Rien de charmant comme une promenade au Luxembourg, entre trois et quatre, par une de ces après-midi quasi printanières qu’octroie parfois aux Parisiens la clémence d’une fin de février.

Des plates-bandes bouleversées monte une bonne odeur de racines et de terre qui fait rêver aux profonds sous-bois ; le gazon se hâte de pousser ; les bourgeons luisent vernissés au bout des branches qu’alourdit la sève ; là bas où fut la Pépinière les abeilles du bon M. Hamet, les abeilles ragaillardies, se hasardent, ailes frémissantes, dans un chaud rayon, jusqu’au carré de thym odorant qui sert de parc à leur Chambord en paille ; les moineaux piaillent, les ramiers roucoulent, les merles sifflent à l’amour ; et dans les bassins, les petits lacs, autour des jets d’eau surexcités, à côté des cygnes toujours graves, une escadre de canards mandarins, le bec sous l’eau, pattes en l’air, montrent au soleil avec une frétillante impudence leur derrière couleur d’arc-en-ciel.

Partout des frissons, des murmures.
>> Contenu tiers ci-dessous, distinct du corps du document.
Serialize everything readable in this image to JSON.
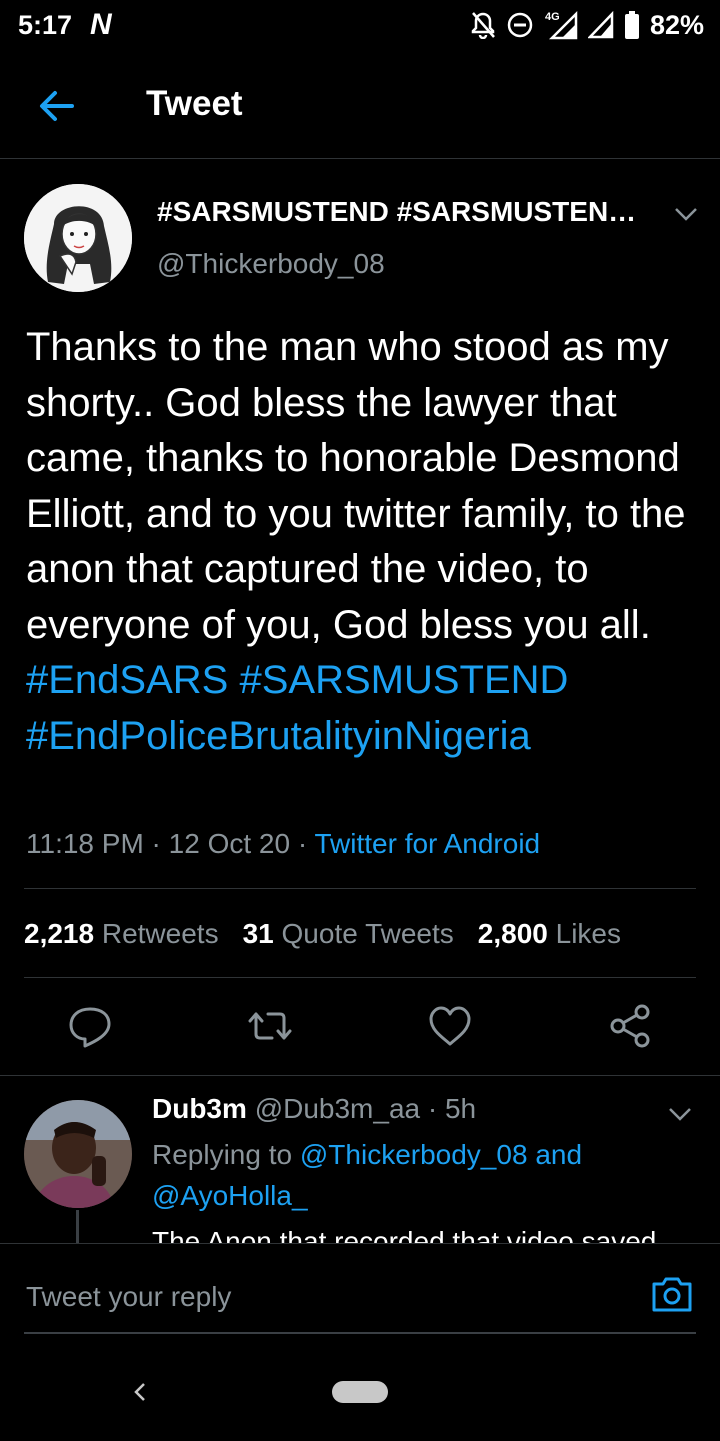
{
  "status_bar": {
    "time": "5:17",
    "notification_letter": "N",
    "network": "4G",
    "battery": "82%"
  },
  "header": {
    "title": "Tweet",
    "back_icon": "arrow-left-icon"
  },
  "tweet": {
    "display_name": "#SARSMUSTEND #SARSMUSTEN…",
    "handle": "@Thickerbody_08",
    "text_plain": "Thanks to the man who stood as my shorty.. God bless the lawyer that came, thanks to honorable Desmond Elliott, and to you twitter family, to the anon that captured the video, to everyone of you, God bless you all.",
    "hashtags": [
      "#EndSARS",
      "#SARSMUSTEND",
      "#EndPoliceBrutalityinNigeria"
    ],
    "time": "11:18 PM",
    "date": "12 Oct 20",
    "source": "Twitter for Android",
    "separator": " · ",
    "stats": {
      "retweets_count": "2,218",
      "retweets_label": "Retweets",
      "quotes_count": "31",
      "quotes_label": "Quote Tweets",
      "likes_count": "2,800",
      "likes_label": "Likes"
    },
    "actions": [
      "reply-icon",
      "retweet-icon",
      "like-icon",
      "share-icon"
    ]
  },
  "reply": {
    "name": "Dub3m",
    "handle": "@Dub3m_aa",
    "separator": " · ",
    "time": "5h",
    "replying_prefix": "Replying to",
    "mention1": "@Thickerbody_08",
    "and_word": "and",
    "mention2": "@AyoHolla_",
    "text": "The Anon that recorded that video saved"
  },
  "composer": {
    "placeholder": "Tweet your reply",
    "camera_icon": "camera-icon"
  },
  "colors": {
    "background": "#000000",
    "accent": "#1da1f2",
    "secondary_text": "#8b949a",
    "divider": "#2f3336"
  }
}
Bêtes et plantes, chacune dans sa langue, chantent l’hymne de la vie nouvelle. Quant aux hommes — je parle de ceux qui sont encore assez jeunes pour regretter de ne l’être qu’à moitié — ils se consolent en cherchant l’illusion du souvenir à travers ces allées rajeunies, où pas un arbre d’il y a vingt ans n’est resté.

C’est à cet exercice mélancoliquement illusoire que je me livrais l’autre jour en compagnie de Florimon et de Martial. Florimon, un poète illustre déjà, bien qu’il ait à peine achevé de défriser sa quarantaine ; Martial qui aurait pu être poète comme un autre, mais qui a préféré devenir simplement homme d’État par paresse et modestie.

Florimon et Martial devant, moi derrière, nous allions ainsi, eux lorgnant les fillettes comme jadis et devisant de leurs beaux jours de travail et de pauvreté joyeuse, moi plus volontiers attardé à quelqu’une des minuscules observations qu’un jardin peut fournir à la flânerie : voyage d’une feuille morte sur l’eau, ton d’une mousse s’étalant sous les flancs verdis d’un balustre.

De tout temps, au milieu de l’égoïsme universel, Florimon et Martial avaient vécu comme frères, mettant en commun l’espérance, puis la fortune. Sur leur amitié, comparable à un ciel uni, jamais le plus léger nuage. Aussi ne me trouvai-je pas médiocrement étonné, au milieu d’une conversation jusque-là très affectueuse, de voir soudain Martial prendre Florimon au collet et de l’entendre s’écrier :

— « Je te tiens donc après quinze ans ? Ainsi c’était toi, misérable ! »

J’allais les séparer ; mais déjà ils s’étaient mis à rire, et, de tout cœur, se tendaient la main.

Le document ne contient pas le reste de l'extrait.